About the COVID-19 Vaccine Moderna
The COVID-19 Vaccine Moderna is an mRNA vaccine against COVID-19 encoding for a prefusion stabilized form of the Spike (S) protein, which was co-developed by Moderna and investigators from the National Institute of Allergy and Infectious Diseases’ (NIAID) Vaccine Research Center. The first clinical batch, which was funded by the Coalition for Epidemic Preparedness Innovations, was completed on February 7, 2020 and underwent analytical testing; it was shipped to the National Institutes of Health (NIH) on February 24, 42 days from sequence selection. The first participant in the NIAID-led Phase 1 study of the Moderna COVID-19 Vaccine was dosed on March 16, 63 days from sequence selection to Phase 1 study dosing. On May 12, the U.S Food and Drug Administration granted the Moderna COVID-19 Vaccine Fast Track designation. On May 29, the first participants in each age cohort: adults ages 18-55 years (n=300) and older adults ages 55 years and above (n=300) were dosed in the Phase 2 study of the vaccine. On July 8, the Phase 2 study completed enrolment.
Results from the second interim analysis of the NIH-led Phase 1 study of the Moderna COVID-19 Vaccine in the 56-70 and 71+ age groups were published on September 29 in The New England Journal of Medicine. On November 30, 2020, Moderna announced the primary efficacy analysis of the Phase 3 study of the vaccine conducted on 196 cases. On November 30, 2020, the Company also announced that it filed for Emergency Use Authorization with the U.S.FDA and a Conditional Marketing Authorization (CMA) application with the European Medicines Agency. On December 18, 2020, the U.S. FDA authorized the emergency use of the Moderna COVID-19 Vaccine in individuals 18 years of age or older. Moderna has also received emergency (or other conditional, interim or provisional) authorization for use of its COVID-19 vaccine from health agencies in Canada, Israel, the European Union, the United Kingdom, Switzerland, Singapore, Qatar, Taiwan, the Philippines, Thailand, Brunei, Paraguay, Japan, South Korea and an Emergency Use Listing (EUL) from the World Health Organization (WHO).
About Moderna
In 10 years since its inception, Moderna has transformed from a science research-stage company advancing programs in the field of messenger RNA (mRNA), to an enterprise with a diverse clinical portfolio of vaccines and therapeutics across six modalities, a broad intellectual property portfolio in areas including mRNA and lipid nanoparticle formulation, and an integrated manufacturing plant that allows for both clinical and commercial production at scale and at unprecedented speed. Moderna maintains alliances with a broad range of domestic and overseas government and commercial collaborators, which has allowed for the pursuit of both groundbreaking science and rapid scaling of manufacturing. Most recently, Moderna’s capabilities have come together to allow the authorized use of one of the earliest and most-effective vaccines against the COVID-19 pandemic.
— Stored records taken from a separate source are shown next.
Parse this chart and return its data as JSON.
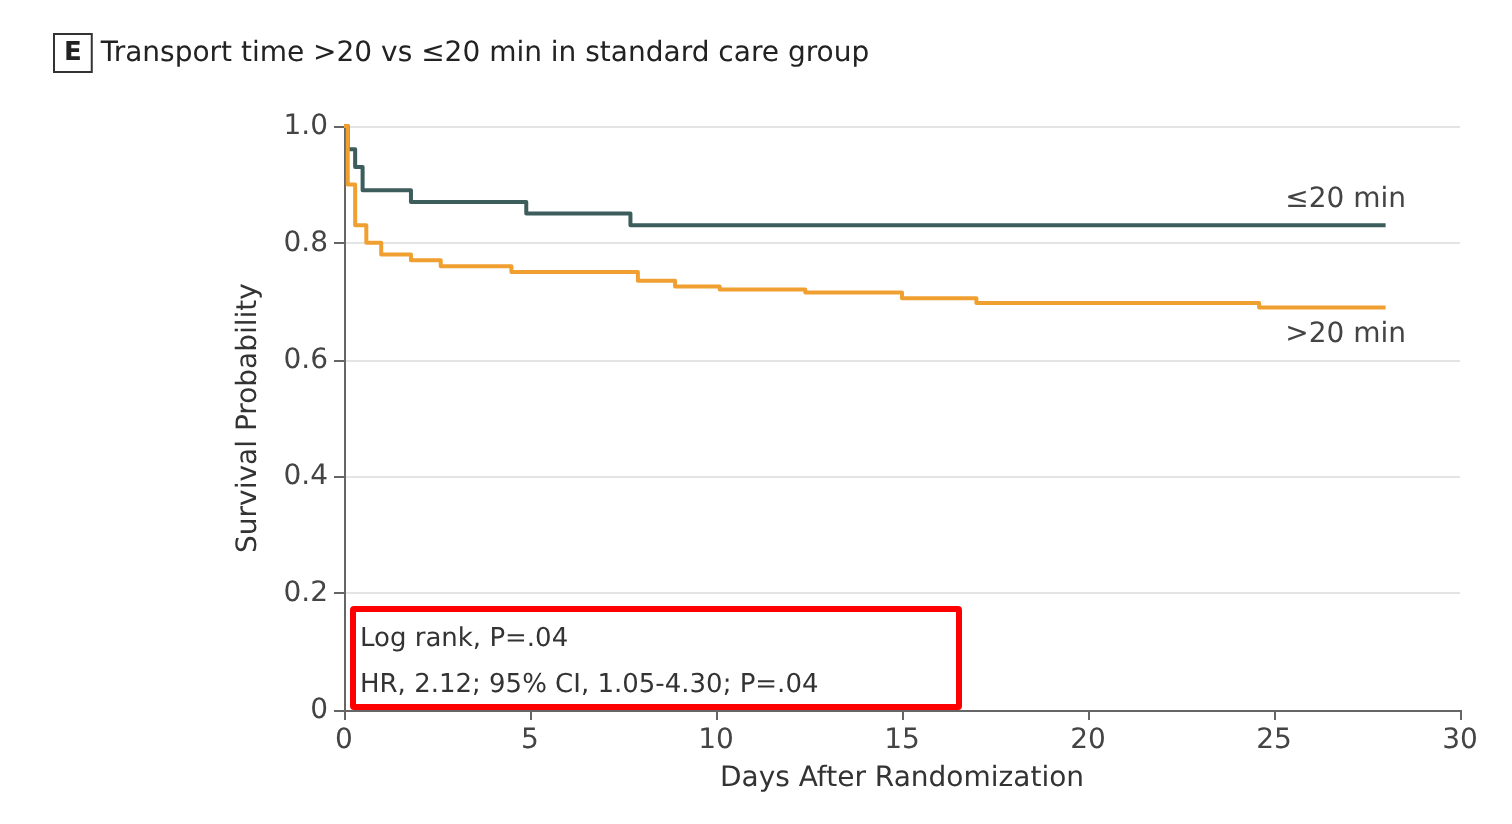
{
  "chart_data": {
    "type": "step",
    "title": "E Transport time >20 vs ≤20 min in standard care group",
    "xlabel": "Days After Randomization",
    "ylabel": "Survival Probability",
    "annotations": [
      "Log rank, P=.04",
      "HR, 2.12; 95% CI, 1.05-4.30; P=.04"
    ],
    "xlim": [
      0,
      30
    ],
    "xticks": [
      0,
      5,
      10,
      15,
      20,
      25,
      30
    ],
    "ylim": [
      0,
      1
    ],
    "yticks": [
      0,
      0.2,
      0.4,
      0.6,
      0.8,
      {
        "value": 1,
        "label": "1.0"
      }
    ],
    "grid": "y",
    "legend": false,
    "series": [
      {
        "name": "≤20 min",
        "color": "#3d5c5c",
        "x": [
          0,
          0.1,
          0.3,
          0.5,
          1.8,
          4.9,
          7.7,
          28
        ],
        "values": [
          1,
          0.96,
          0.93,
          0.89,
          0.87,
          0.85,
          0.83,
          0.83
        ]
      },
      {
        "name": ">20 min",
        "color": "#f0a030",
        "x": [
          0,
          0.1,
          0.3,
          0.6,
          1,
          1.8,
          2.6,
          4.5,
          7.9,
          8.9,
          10.1,
          12.4,
          15,
          17,
          24.6,
          28
        ],
        "values": [
          1,
          0.9,
          0.83,
          0.8,
          0.78,
          0.77,
          0.76,
          0.75,
          0.735,
          0.725,
          0.72,
          0.715,
          0.705,
          0.697,
          0.689,
          0.689
        ]
      }
    ]
  }
}
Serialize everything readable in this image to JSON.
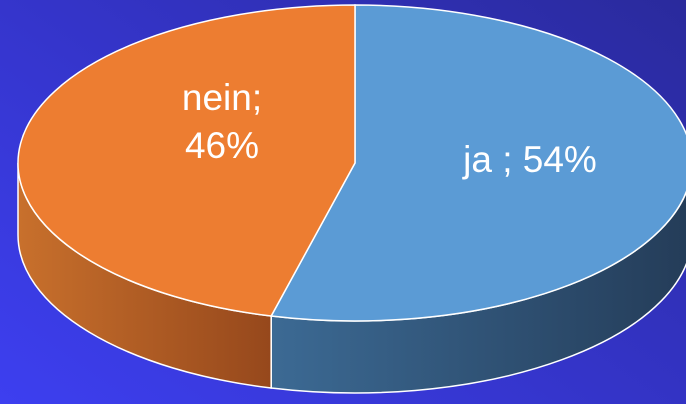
{
  "chart_data": {
    "type": "pie3d",
    "categories": [
      "ja",
      "nein"
    ],
    "values": [
      54,
      46
    ],
    "value_labels": [
      "ja ; 54%",
      "nein; 46%"
    ],
    "colors": [
      "#5b9bd5",
      "#ed7d31"
    ]
  }
}
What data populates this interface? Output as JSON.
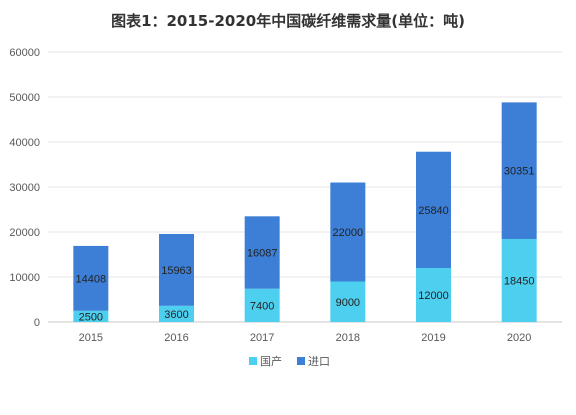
{
  "chart_data": {
    "type": "bar",
    "stacked": true,
    "title": "图表1：2015-2020年中国碳纤维需求量(单位：吨)",
    "categories": [
      "2015",
      "2016",
      "2017",
      "2018",
      "2019",
      "2020"
    ],
    "series": [
      {
        "name": "国产",
        "values": [
          2500,
          3600,
          7400,
          9000,
          12000,
          18450
        ],
        "color": "#4DD0F0"
      },
      {
        "name": "进口",
        "values": [
          14408,
          15963,
          16087,
          22000,
          25840,
          30351
        ],
        "color": "#3D7FD6"
      }
    ],
    "yticks": [
      "0",
      "10000",
      "20000",
      "30000",
      "40000",
      "50000",
      "60000"
    ],
    "ylim": [
      0,
      60000
    ],
    "grid": true,
    "legend": "bottom"
  }
}
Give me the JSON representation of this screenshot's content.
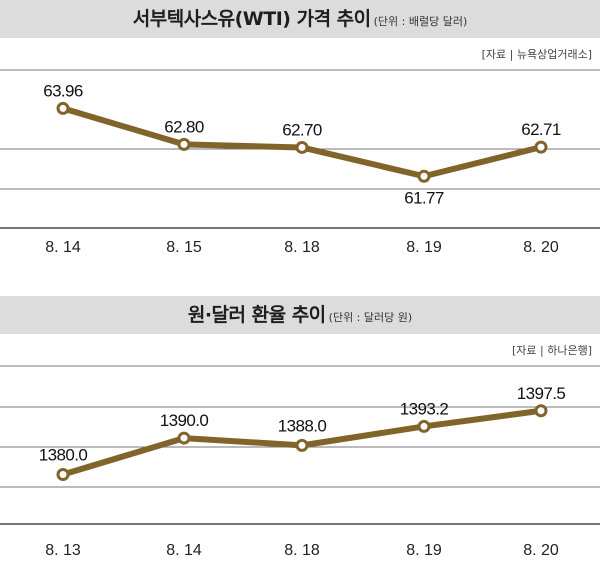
{
  "chart_data": [
    {
      "type": "line",
      "title": "서부텍사스유(WTI) 가격 추이",
      "subtitle": "(단위 : 배럴당 달러)",
      "source": "[자료 | 뉴욕상업거래소]",
      "categories": [
        "8. 14",
        "8. 15",
        "8. 18",
        "8. 19",
        "8. 20"
      ],
      "series": [
        {
          "values": [
            63.96,
            62.8,
            62.7,
            61.77,
            62.71
          ]
        }
      ],
      "data_labels": [
        "63.96",
        "62.80",
        "62.70",
        "61.77",
        "62.71"
      ],
      "ylim": [
        60.1,
        65.2
      ],
      "grid": true,
      "line_color": "#80642a"
    },
    {
      "type": "line",
      "title": "원·달러 환율 추이",
      "subtitle": "(단위 : 달러당 원)",
      "source": "[자료 | 하나은행]",
      "categories": [
        "8. 13",
        "8. 14",
        "8. 18",
        "8. 19",
        "8. 20"
      ],
      "series": [
        {
          "values": [
            1380.0,
            1390.0,
            1388.0,
            1393.2,
            1397.5
          ]
        }
      ],
      "data_labels": [
        "1380.0",
        "1390.0",
        "1388.0",
        "1393.2",
        "1397.5"
      ],
      "ylim": [
        1366.4,
        1409.8
      ],
      "grid": true,
      "line_color": "#80642a"
    }
  ]
}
Moderna’s mRNA platform builds on continuous advances in basic and applied mRNA science, delivery technology and manufacturing, and has allowed the development of therapeutics and vaccines for infectious diseases, immuno-oncology, rare diseases, cardiovascular diseases and auto-immune diseases. Today, 24 development programs are underway across these therapeutic areas, with 14 programs having entered the clinic. Moderna has been named a top biopharmaceutical employer by Science for the past six years.